Introduction

Spinal cord stimulation (SCS) has been shown in several randomized prospective trials to be an effective surgical treatment for neuropathic pain in failed back surgery syndrome (FBSS) or complex regional pain syndrome (CRPS) [2, 10, 14]. SCS may modulate pain perception by electrical stimulation of the dorsal columns in the spinal cord, causing paresthesia and inhibiting pain signals transduction to the brain [12, 13, 16, 20]. Although it is widely accepted that careful patient selection is an important determinant of outcome after SCS, predictive factors are not well defined. In general, patients undergo interdisciplinary assessment to exclude underlying psychiatric and/or social factors complicating chronic pain presentation. Current literature suggests that psychological factors such as somatization, depression, anxiety, and poor coping, are important predictors of poor outcome [4]. Furthermore, the outcome of SCS in workers’ compensation settings may not offer an advantage over the best medical treatment [18]. In many centers, a trial stimulation is conducted before permanent implantation to assess adequate coverage of the painful area while avoiding unpleasant paresthesia. However, percutaneous trials are unreliable predictors and only about 50–60 % of the patients implanted with a permanent system achieve long-term satisfactory pain relief [3, 5, 8, 10, 11, 17]. Further studies to understand predictors of outcome after SCS are desirable in order to help physicians define the population that stands to benefit most from the procedure and counsel patients regarding the long-term chances of success. The purpose of this study was to retrospectively analyze patients who underwent SCS at our center in order to identify clinically relevant predictors of outcome.

Methods

We searched our neurosurgical database for consecutive patients who underwent SCS implantation between 2006 and 2012. We reviewed medical records of these patients to collect data on demographics, etiology of pain, previous spinal surgery profiles, psychiatric assessments, and pre- and post-operative VAS (visual analog scale) outcomes. We also collected information on the reported outcomes of intra- and post-operative stimulation (qualitative coverage and percentage if charted).

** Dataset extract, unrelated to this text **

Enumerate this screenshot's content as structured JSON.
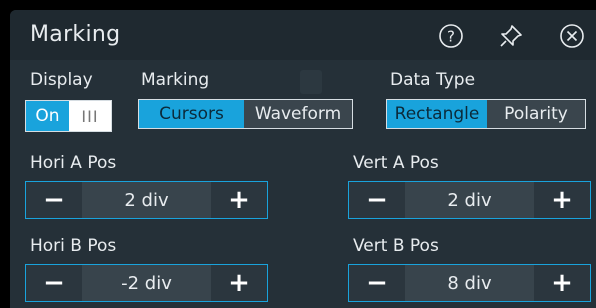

It is our usual policy to implant surgical leads under local anesthesia, and use extension wires for the trial period. All but two patients underwent a laminotomy for implantation of the epidural electrodes (models 39565 or 3587A electrodes, Medtronic, Inc., Minneapolis, MN). In two patients a percutaneous approach was used (Octad electrodes, Model 3777, Medtronic, Inc., Minneapolis, MN). We performed a 2–7 days of trial stimulation in-house in all cases before proceeding with permanent implantation. Patients with adequate coverage of painful area and >50 % reduction in pain severity underwent permanent lead implantation. Failures were categorized as early if the patient failed the stimulation trial and was not implanted with an IPG. As primary outcome of success, we considered whether or not the patient was using the SCS at last follow-up. Patients who stopped using the device after IPG implantation were defined as late failures. This was considered a more accurate indicator of efficacy imparted by SCS, since drug regimens were not controlled during the study.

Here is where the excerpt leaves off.